Fuck. I really need to sell this. Play it as average as humanly possible.

"That's Shae… Sheila. My maid, remember? She was just heading back upstairs."

"Ha! Mommy's receptionist lady is also called Sheila," Tommen exclaimed, mussing and teasing his hair as he spoke. "The current one. They never stay long. I really liked the last one. She always gave me candy."

"Well then your mommy should have asked you before she gave her the boot, shouldn't she?" Shae purred. Tyrion was not liking the sugary tone she was taking with the kid, not one bit. "Your mommy should listen to a handsome little fella like you."

Tommen smiled. "You're nice. And you talk! Mommy's maids don't talk. Unless they come to ask us what we want for dinner. And they never stay over for the night like you do. Or are you a night nanny? We have a night nanny but she's always gone by the time we wake up. I used to think she might be a ghost but Mommy said that's silly. That ghosts don't charge you $30 per night. I suppose she knows more about ghosts than I do…"

Shae frowned. Helplessly, Tyrion watched the highly unlikely exchange unfold before him. "Now that's just cruel. You won't treat your maid like that when you're all grown up, will you?"

"Nope. I'd play with her and buy her stuffies."

"Aren't you a sweetheart?" Tyrion nearly jumped when Shae ran her fingers up his neck. "Take care, Mr. Lannister, I might be switching employers in a few years," she hummed, giggling like a schoolgirl. Could he blame her? She might as well be a schoolgirl, if she wasn't a dropout, a voice thundered at the back of his mind, thick and heavy and one he usually managed to keep half-dormant. She is closer to Tommen's age than she is to yours. You're fucking an adolescent.

"Ahem, Sheila, weren't you heading upstairs? The master bed needs fresh sheets, I think."

Shae gave a foxy smile, hinting at the probable state of his furniture. He'd have to spend hours getting the smell of her juices off them. "It sure does." She sent Tommen an air kiss. "Later handsome."

"Sheila! Sheila! I've got a great idea!"

"No, nuh-uh," Tyrion intervened, already having a clear idea where this might be headed. "No more great ideas. That's enough revolutionizing for a single night—"

"Let's hear it, baby."

"Oh for f—"

"Let's play a game! All three of us!"

"That could be fun. Certainly more fun than fixing beds all by myself, all night long. If only your uncle would stop being such a nasty, sulky buzzkill…"

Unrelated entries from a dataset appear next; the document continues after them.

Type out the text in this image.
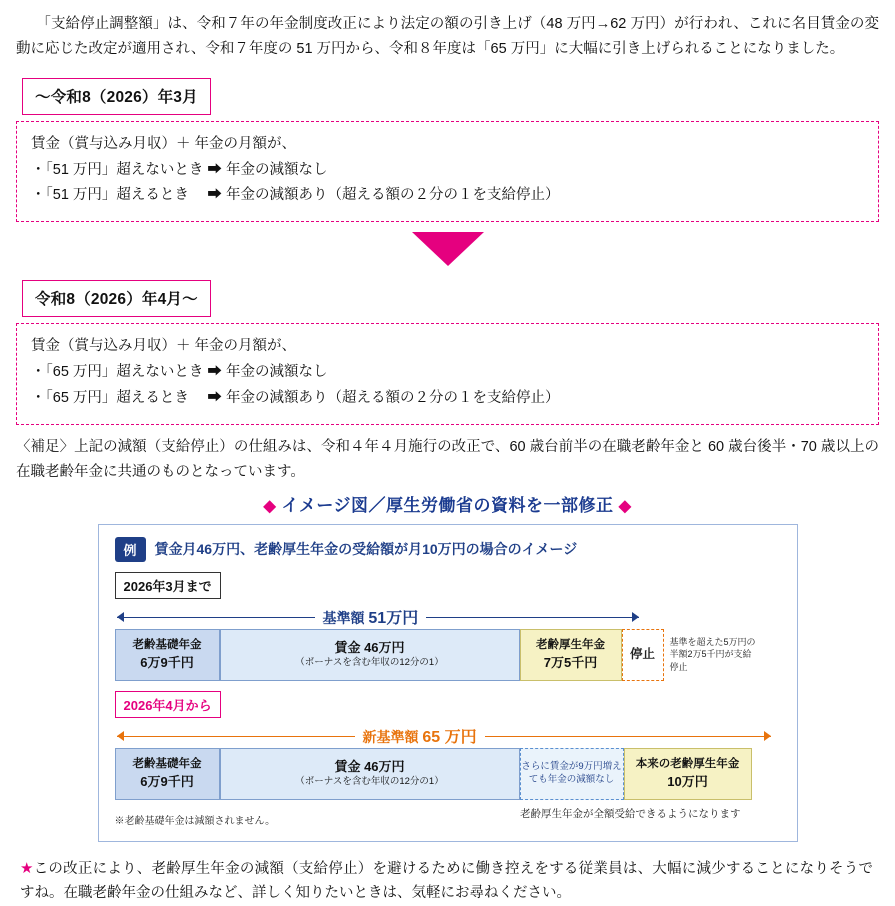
「支給停止調整額」は、令和７年の年金制度改正により法定の額の引き上げ（48 万円→62 万円）が行われ、これに名目賃金の変動に応じた改定が適用され、令和７年度の 51 万円から、令和８年度は「65 万円」に大幅に引き上げられることになりました。
〜令和8（2026）年3月
賃金（賞与込み月収）＋ 年金の月額が、
・「51 万円」超えないとき ➡ 年金の減額なし
・「51 万円」超えるとき　 ➡ 年金の減額あり（超える額の２分の１を支給停止）
令和8（2026）年4月〜
賃金（賞与込み月収）＋ 年金の月額が、
・「65 万円」超えないとき ➡ 年金の減額なし
・「65 万円」超えるとき　 ➡ 年金の減額あり（超える額の２分の１を支給停止）
〈補足〉上記の減額（支給停止）の仕組みは、令和４年４月施行の改正で、60 歳台前半の在職老齢年金と 60 歳台後半・70 歳以上の在職老齢年金に共通のものとなっています。
◆ イメージ図／厚生労働省の資料を一部修正 ◆
例	賃金月46万円、老齢厚生年金の受給額が月10万円の場合のイメージ
2026年3月まで
基準額 51万円
老齢基礎年金
6万9千円
賃金 46万円
（ボーナスを含む年収の12分の1）
老齢厚生年金
7万5千円
停止
基準を超えた5万円の半額2万5千円が支給停止
2026年4月から
新基準額 65 万円
老齢基礎年金
6万9千円
賃金 46万円
（ボーナスを含む年収の12分の1）
さらに賃金が9万円増えても年金の減額なし
本来の老齢厚生年金
10万円
※老齢基礎年金は減額されません。
老齢厚生年金が全額受給できるようになります
★この改正により、老齢厚生年金の減額（支給停止）を避けるために働き控えをする従業員は、大幅に減少することになりそうですね。在職老齢年金の仕組みなど、詳しく知りたいときは、気軽にお尋ねください。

"Come on, uncle Tyrion. Pwe-e-ease."

Tyrion tried to ignore the two adorable, pleading faces that stared up at him in shameless charm porn, and failed miserably.

"One round."

"One round!"

"And then you go to bed."

"Well…"

"You have to promise now, handsome."

"Both of you," Tyrion stressed, earning himself an eye roll.

"Fine."

"Pinkie swear."

As he was setting up the board, Tyrion's thoughts seemed to slow down to a crawl.

What the hell am I doing here? He, the dwarf, playing family. With a whore and a nephew, at that. The only way this could get any more ridiculous was if Cersei herself barged in straddling a unicorn, carrying a peace offer.

Cersei. Right. Fuck.

What if he tells his mother about that nice little maid his uncle keeps as a pet? Do I tell him not to tell? He's a damn child. How did he even make sure the kid would follow through? Do I offer him fucking candy in exchange for his silence? What kind of an uncle bribed his kid nephew into not telling on his secret whore? Oh right, the lecherous kind that ran another nephew over with his car.

"Alright handsome, let's see what you've got."

"Let uncle Tyrion start, he's been so good!"

"Oh, he really has." Shae grinned, flicking her tongue at him suggestively when Tommen wasn't looking. "Come on, uncle Tyrion, it's your turn."

Tyrion settled back in his cushion, not showing but feeling a weird tremor pass through his body. He reached for his set of pawns, listening as Tommen engaged in poor imitations of animal battle cries to the accompaniment of Shae's husky laughter, grudgingly admitting to himself that this was what he'd always wanted.